Choike yi izlediğimi söylemeliyim, çok cezbedici değil, tamam absürd, bu beklenen bi kriter zaten, lakin daha farklı olabilirdi ya da çeviremiyorsanız elleşmeyin kardeşim, sarı sayfaların üzerinde, kelime kelime daha cezbedici. I ıh beğenmedim. Flashforward ın dokuzuncu bölümünü indiremeden on yayınlanacak lakin dalgınım dedim ya, Six Feet Under a tekrar başladım, özlemişim Nate i, Brenda yı, David i, Claire i falan falan, insan gerçekçi diyaloglarla bezenmiş üstün körü şeyler izlemek istemiyor cidden... En azından bunlar var,

Kitap okuyamıyorum. Yine öyle bir süreç, sevdiğim adamın Zar Adam ve Olasılıksız, Empati takıntıları beni de tetiklemekte, lakin elim gitmiyor. Lakin hiçbir şey için elim uzanamıyor, uzanmak istemiyor, Göksu burada, bütün gün uyuyor, akşamları oturup, hayat özetleri geçip, ne kadar güzel cümleler kurduğumuza dair kahkahalar atıyoruz. Görünen tek sonuç, geçebilen hayat:... evet geçiyor ve ilerliyor. Hep bir geç kalma endişesi, durakta kaçırdığın otobüsün arkasından bakmayla eş değer bir ablaklık...

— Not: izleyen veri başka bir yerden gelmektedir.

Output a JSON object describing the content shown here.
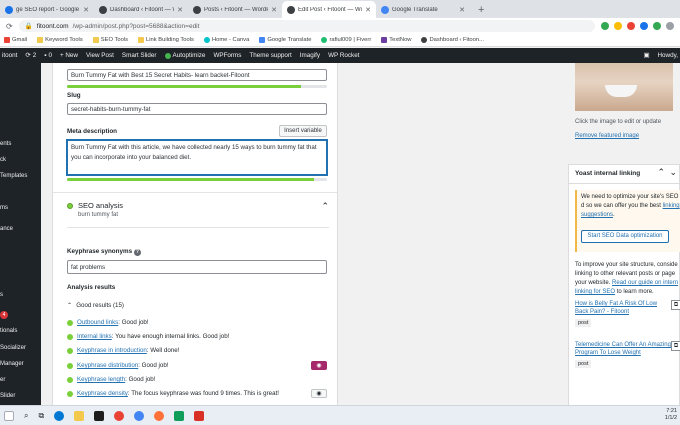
{
  "browser": {
    "tabs": [
      {
        "label": "ge SEO report - Google S",
        "color": "#1a73e8"
      },
      {
        "label": "Dashboard ‹ Fitoont — WordPre",
        "color": "#3c4043"
      },
      {
        "label": "Posts ‹ Fitoont — WordPress",
        "color": "#3c4043"
      },
      {
        "label": "Edit Post ‹ Fitoont — WordPress",
        "color": "#3c4043"
      },
      {
        "label": "Google Translate",
        "color": "#4285f4"
      }
    ],
    "url_host": "fitoont.com",
    "url_path": "/wp-admin/post.php?post=5688&action=edit",
    "bookmarks": [
      "Gmail",
      "Keyword Tools",
      "SEO Tools",
      "Link Building Tools",
      "Home - Canva",
      "Google Translate",
      "rafiul009 | Fiverr",
      "TextNow",
      "Dashboard ‹ Fitoon..."
    ]
  },
  "adminbar": {
    "site": "itoont",
    "updates": "2",
    "comments": "0",
    "items": [
      "+ New",
      "View Post",
      "Smart Slider",
      "Autoptimize",
      "WPForms",
      "Theme support",
      "Imagify",
      "WP Rocket"
    ],
    "howdy": "Howdy,"
  },
  "sidebar": {
    "items": [
      "ents",
      "ck",
      "Templates",
      "ms",
      "ance",
      "s",
      "tionals",
      "Socializer",
      "Manager",
      "er",
      "Slider"
    ],
    "badge": "4"
  },
  "seo": {
    "seo_title": "Burn Tummy Fat with Best 15 Secret Habits- learn backet-Fitoont",
    "seo_title_progress": 0.9,
    "slug_label": "Slug",
    "slug_value": "secret-habits-burn-tummy-fat",
    "meta_label": "Meta description",
    "insert_variable": "Insert variable",
    "meta_value": "Burn Tummy Fat with this article, we have collected nearly 15 ways to burn tummy fat that you can incorporate into your balanced diet.",
    "meta_progress": 0.95,
    "analysis_title": "SEO analysis",
    "analysis_keyphrase": "burn tummy fat",
    "synonyms_label": "Keyphrase synonyms",
    "synonyms_value": "fat problems",
    "results_label": "Analysis results",
    "good_results": "Good results (15)",
    "results": [
      {
        "link": "Outbound links",
        "text": ": Good job!",
        "eye": false
      },
      {
        "link": "Internal links",
        "text": ": You have enough internal links. Good job!",
        "eye": false
      },
      {
        "link": "Keyphrase in introduction",
        "text": ": Well done!",
        "eye": false
      },
      {
        "link": "Keyphrase distribution",
        "text": ": Good job!",
        "eye": true,
        "eye_active": true
      },
      {
        "link": "Keyphrase length",
        "text": ": Good job!",
        "eye": false
      },
      {
        "link": "Keyphrase density",
        "text": ": The focus keyphrase was found 9 times. This is great!",
        "eye": true,
        "eye_active": false
      }
    ]
  },
  "right": {
    "image_help": "Click the image to edit or update",
    "remove_image": "Remove featured image",
    "yoast_title": "Yoast internal linking",
    "notice": "We need to optimize your site's SEO d so we can offer you the best ",
    "notice_link": "linking suggestions",
    "start_btn": "Start SEO Data optimization",
    "improve_text": "To improve your site structure, conside linking to other relevant posts or page your website. ",
    "improve_link": "Read our guide on intern linking for SEO",
    "improve_tail": " to learn more.",
    "suggestions": [
      {
        "title": "How is Belly Fat A Risk Of Low Back Pain? - Fitoont",
        "tag": "post"
      },
      {
        "title": "Telemedicine Can Offer An Amazing Program To Lose Weight",
        "tag": "post"
      }
    ]
  },
  "taskbar": {
    "time": "7:21",
    "date": "1/1/2"
  },
  "colors": {
    "good": "#7ad03a",
    "link": "#2271b1",
    "admin_bg": "#1d2327",
    "eye_active": "#a4286a"
  }
}
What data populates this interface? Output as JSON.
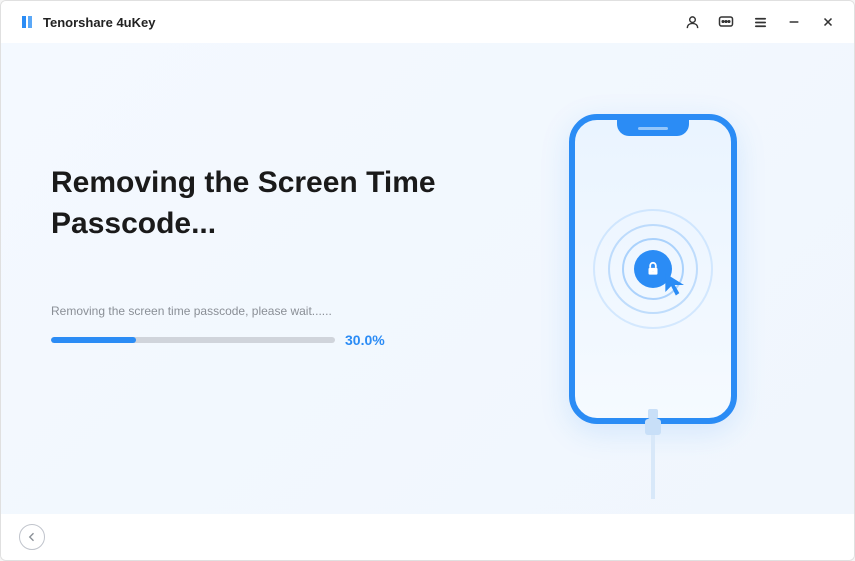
{
  "app": {
    "title": "Tenorshare 4uKey"
  },
  "main": {
    "heading": "Removing the Screen Time Passcode...",
    "status": "Removing the screen time passcode, please wait......",
    "progress_percent": 30.0,
    "progress_label": "30.0%"
  },
  "colors": {
    "accent": "#2b8cf5"
  },
  "icons": {
    "account": "account-icon",
    "feedback": "feedback-icon",
    "menu": "menu-icon",
    "minimize": "minimize-icon",
    "close": "close-icon",
    "lock": "lock-icon",
    "back": "back-arrow-icon"
  }
}
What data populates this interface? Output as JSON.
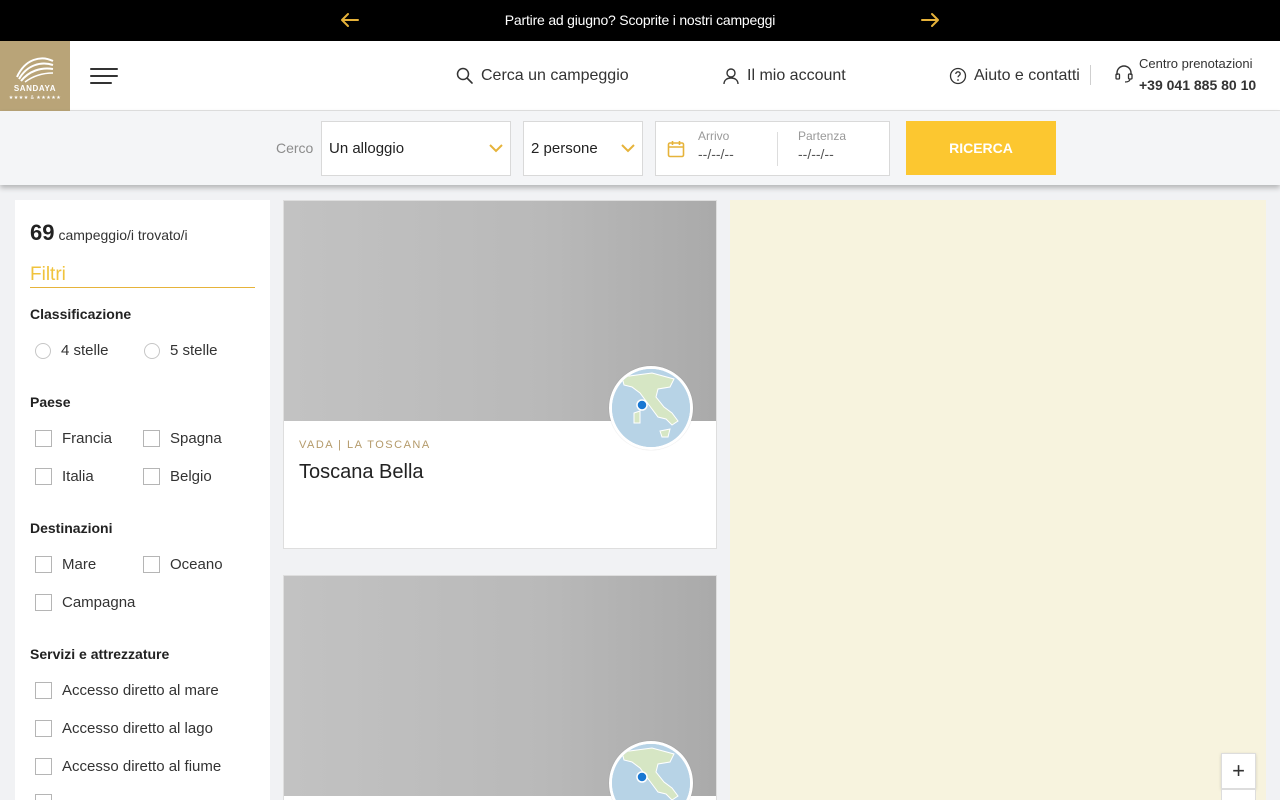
{
  "promo": {
    "text": "Partire ad giugno? Scoprite i nostri campeggi",
    "prev_icon": "arrow-left-icon",
    "next_icon": "arrow-right-icon",
    "accent": "#e6b23a"
  },
  "header": {
    "logo_text": "SANDAYA",
    "logo_stars": "★★★★ & ★★★★★",
    "nav": {
      "search_label": "Cerca un campeggio",
      "account_label": "Il mio account",
      "help_label": "Aiuto e contatti"
    },
    "booking": {
      "label": "Centro prenotazioni",
      "phone": "+39 041 885 80 10"
    }
  },
  "searchbar": {
    "label": "Cerco",
    "type_value": "Un alloggio",
    "people_value": "2 persone",
    "arrival_label": "Arrivo",
    "arrival_value": "--/--/--",
    "departure_label": "Partenza",
    "departure_value": "--/--/--",
    "search_button": "RICERCA",
    "button_color": "#fcc730"
  },
  "results": {
    "count": "69",
    "count_text": "campeggio/i trovato/i"
  },
  "filters": {
    "title": "Filtri",
    "classification": {
      "heading": "Classificazione",
      "options": [
        "4 stelle",
        "5 stelle"
      ]
    },
    "country": {
      "heading": "Paese",
      "options": [
        "Francia",
        "Spagna",
        "Italia",
        "Belgio"
      ]
    },
    "destinations": {
      "heading": "Destinazioni",
      "options": [
        "Mare",
        "Oceano",
        "Campagna"
      ]
    },
    "services": {
      "heading": "Servizi e attrezzature",
      "options": [
        "Accesso diretto al mare",
        "Accesso diretto al lago",
        "Accesso diretto al fiume"
      ]
    }
  },
  "cards": [
    {
      "location": "VADA | LA TOSCANA",
      "name": "Toscana Bella"
    },
    {
      "location": "",
      "name": ""
    }
  ],
  "map": {
    "zoom_in": "+",
    "background": "#f7f3de"
  }
}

Fotoğraf yarışması sonuçlarındda adımın olmaması beni çok sinirlendirdi, yok sinirlenmedim de, nebleyim gereksiz duygu toslaması...


Yaklaşan bayramın etkileri aile içinde danaya mı girsek, koyun mu alsak diyaloglarıyla pekişiyor, midem kaldırmıyor. Kadın kurban eden ilkel kabilelerle aramızdaki beş farkı bulmaksa en klişe olanı.. Neyse özgürlükler ülkesi burası...

ondan, bundan şeyler işte, blues dinlemek çok keyifli, yıllardır yapamadığın track listesini sevdiğin adam istedi diye dört saatte yapmış olmam da tetikleyici mekanizmanın ardındaki elin bir işareti olsa gerek, hahah.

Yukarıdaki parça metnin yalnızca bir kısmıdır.